ABCD is a rectangle such that $AC + AB = 5AD$ and $AC - AD = 8$, then the area of rectangle ABCD is _____________

Answer 1

- Hint: In this question we are going to calculate the area of the rectangle by using the definition of the rectangle that is opposite sides of the rectangle are equal and formula for finding the area of the rectangle. For calculating the sides of rectangle we use Pythagoras theorem, and the formula is written below
Formula Used:
The formula for finding the area of rectangle is =$length \times breadth$
And by using the definition of rectangle that is opposite sides of rectangle are equal,
Pythagoras theorem in a right angles triangle,
\[{\text{hypotenuse = }}\sqrt {{\text{perpendicular}}{{\text{r}}^{\text{2}}}{\text{ + bas}}{{\text{e}}^{\text{2}}}} \]

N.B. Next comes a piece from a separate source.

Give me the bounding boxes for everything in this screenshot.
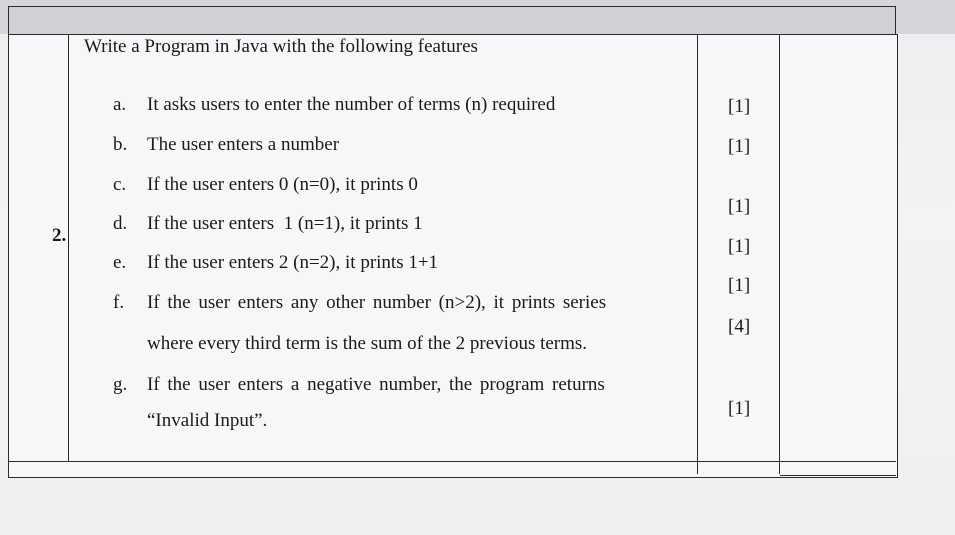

Complete step-by-step solution :

First we have to make a diagram of rectangle and name it ABCD
In the diagram, AB and DC and breadth and AD and BC are length of the
Rectangle
Now, According to definition of rectangle opposite sides are equal so we get,
AB=CD and AD=BC respectively ------------------ [1]
Now according to question
We have,
$AC + AB = 5AD$--------------- [2]
And $AC - AD = 8$---------------- [1]
Let AB=CD = \[y\]m
AD = BC = \[x\]m
And AC = \[z\]m
In triangle ABC, angle B is right angles triangle so we can apply Pythagoras theorem
\[{\text{hypotenuse = }}\sqrt {{\text{perpendicular}}{{\text{r}}^{\text{2}}}{\text{ + bas}}{{\text{e}}^{\text{2}}}} \]
Putting the values of hypotenuse, perpendicular and base in x, y, and z
We get,
$z = \sqrt {{x^2} + {y^2}} $ or \[{z^2} = ({y^2} + {x^2})\]----------------- [3]
Now from above equation [1] and equation [2]\[60squnits\]
$AC + AB = 5AD$
Writing above equation in x, y, and z
We get,
$z + x = 5y$
Subtracting both sides by x we get,
$z = 5y - x$
Now, squaring both sides to above equation we get,
${z^2} = {(5y - x)^2}$
Now we use the identity,
${(a - b)^2} = {a^2} + {b^2} - 2ab$
Now using this identity we open the above expression as, here a=5y and b=y we get,
${z^2} = (25{y^2} + {x^2} - 10xy)$-------------- [4]
Now, subtracting equation [3] from [4] we get,
\[{z^2} - {z^2} = (25{y^2} + {x^2} - 10xy - {y^2} - {x^2})\]
Now subtracting the like terms we get,
\[24{y^2} - 10xy = 0\]
Now taking y common from above equation we get,
\[y(24y - 10x) = 0\]
Since there will be two possibilities either y=0 or \[(24y - 10x) = 0\]
Since y cannot be equal to zero
So \[(24y - 10x) = 0\]
Solving above expression we get, by adding both sides by 10x
\[24y = 10x\]
Now dividing both sides by y we get,
\[24 = 10\dfrac{x}{y}\]
Dividing both sides by 10 we get,
\[\dfrac{x}{y} = \dfrac{{24}}{{10}}\]
Dividing numerator and denominator by 2 we get and by comparing numerator and denominator we get the values of x and y.
\[\dfrac{x}{y} = \dfrac{{12}}{5}\]
\[x = 12\] And \[y = 5\] ------------- [5]
Now using equation [1] we get,
$AC - AD = 8$
Expression above equation in x, y, and z we get
\[z - y = 8\]
Putting the value of y and adding both sides by y we get,
\[z = 8 + 5\]
Adding 8 and 5 we get,
Z= 13
Now we know that length of rectangle is AD=BC which is x m and breadth AB=CD which is y meters
We know that are of rectangle is, ${\text{length}}$$ \times$${{ breadth}}$
Putting the value of length and breadth we get,
Area of rectangle = \[x \times y\]
Putting the value of x and y from equation [5] we get,
Area of rectangle =\[12 \times 5\]
=\[60sq.units\]

Hence the area of rectangle ABCD is \[60sq.units\]

Note:
Use correct formulas for calculating the areas of the rectangle first, make diagrams and always use the property of the figure and make calculation simple and easy. By seeing the equation we have to analyze what is given by making a diagram first and make it understood and clear.